Overview of Numerical Differentiation
The numerical differentiation method is shown in the figure below:
the code
void DDA_line2(int x1, int y1, int x2, int y2)
{
float increx, increy, x, y, length;
int i;
if (abs(x2 - x1) > abs(y2 - y1))
length = abs(x2 - x1);
else
length = abs(y2 - y1);
increx = (x2 - x1) / length;
increy = (y2 - y1) / length;
x = x1;
y = y1;
for (i = 1; i <= length; i++)
{
putpixel(int(x + 0.5), int(y + 0.5), RED);
x += increx;
y += increy;
}
}
Notice
The formula for calculating the slope of a straight line: K=(y2-y1)/(x2-x1), as we all know, can only be used for straight lines that are not perpendicular to the X axis, otherwise x2=x1 will cause an error of dividing by zero. So is it considered in the DDA algorithm? The answer is yes, test the DDA algorithm, DDA_line(10,0,10,100) will find that the vertical straight line is successfully generated, and no error is reported. Why is this?
Generate a straight line (x1, y1)->(x2, y2), set condition 1 as: x1≠x2, and condition 2 as: y1≠y2, then in general, at least one of condition 1 and condition 2 is established. When x1=x2, y1 is not equal to y2, so abs(y2-y1)>abs(x2-x1), so it will choose to calculate the increment Δy in the y direction to cause the transformation of x, that is, k=(x2-x1) /(y2-y1), then y is +1 or -1 each time, while x remains unchanged. Vice versa, a line perpendicular to the x-axis or y-axis can be generated.

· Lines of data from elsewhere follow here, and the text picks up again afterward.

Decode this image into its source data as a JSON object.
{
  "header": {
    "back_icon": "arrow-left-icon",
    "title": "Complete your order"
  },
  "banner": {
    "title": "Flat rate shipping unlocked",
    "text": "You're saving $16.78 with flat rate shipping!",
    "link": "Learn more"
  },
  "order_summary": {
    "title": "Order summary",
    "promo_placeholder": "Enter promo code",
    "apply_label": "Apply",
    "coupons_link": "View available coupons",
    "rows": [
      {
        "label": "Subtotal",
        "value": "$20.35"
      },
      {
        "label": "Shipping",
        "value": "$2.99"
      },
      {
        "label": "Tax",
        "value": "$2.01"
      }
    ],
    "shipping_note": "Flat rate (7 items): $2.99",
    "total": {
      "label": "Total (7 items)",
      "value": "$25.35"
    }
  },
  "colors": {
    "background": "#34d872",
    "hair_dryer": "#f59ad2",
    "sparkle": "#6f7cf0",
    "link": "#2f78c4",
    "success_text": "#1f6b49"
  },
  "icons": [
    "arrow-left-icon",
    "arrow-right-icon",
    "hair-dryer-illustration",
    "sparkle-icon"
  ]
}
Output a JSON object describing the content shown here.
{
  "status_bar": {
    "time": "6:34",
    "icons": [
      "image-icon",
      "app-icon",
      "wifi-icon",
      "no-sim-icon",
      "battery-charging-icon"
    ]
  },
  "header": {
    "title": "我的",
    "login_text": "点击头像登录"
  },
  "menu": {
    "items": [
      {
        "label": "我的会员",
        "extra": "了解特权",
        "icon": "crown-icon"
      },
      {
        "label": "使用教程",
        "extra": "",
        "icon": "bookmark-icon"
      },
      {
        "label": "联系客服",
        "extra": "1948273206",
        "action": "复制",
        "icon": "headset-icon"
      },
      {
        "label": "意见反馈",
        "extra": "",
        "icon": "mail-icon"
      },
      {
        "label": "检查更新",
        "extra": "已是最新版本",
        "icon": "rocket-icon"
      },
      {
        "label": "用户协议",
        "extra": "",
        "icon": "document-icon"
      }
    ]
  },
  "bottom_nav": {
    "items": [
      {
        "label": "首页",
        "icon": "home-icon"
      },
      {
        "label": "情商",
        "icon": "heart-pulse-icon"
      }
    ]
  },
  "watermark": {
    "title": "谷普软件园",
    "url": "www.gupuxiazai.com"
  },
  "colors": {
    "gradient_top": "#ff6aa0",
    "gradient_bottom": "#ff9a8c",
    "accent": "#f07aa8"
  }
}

Then when x1=x2, y1=y2, this special case will result in division by zero, but the length in the above code is of float type, dividing by length=0 will not report an error, but the type value will be: -nan (ind) . Since length=0, the loop body will not be executed once, so this point will not be generated.
improve algorithm:
void DDA_line(int x1, int y1, int x2, int y2)
{
float k, length;
if (abs(x2 - x1) > abs(y2 - y1))
length = abs(x2 - x1);
else
length = abs(y2 - y1);
float dx = (x2 - x1) / length;
float dy = (y2 - y1) / length;
float x = x1, y = y1;
putpixel(x, y, RED);
for (int i = 1; i < length ; i++)
{
x += dx;
y += dy;
putpixel(int(x+0.5), int(y+0.5), RED);
}
}
The improved algorithm above will always generate a starting point.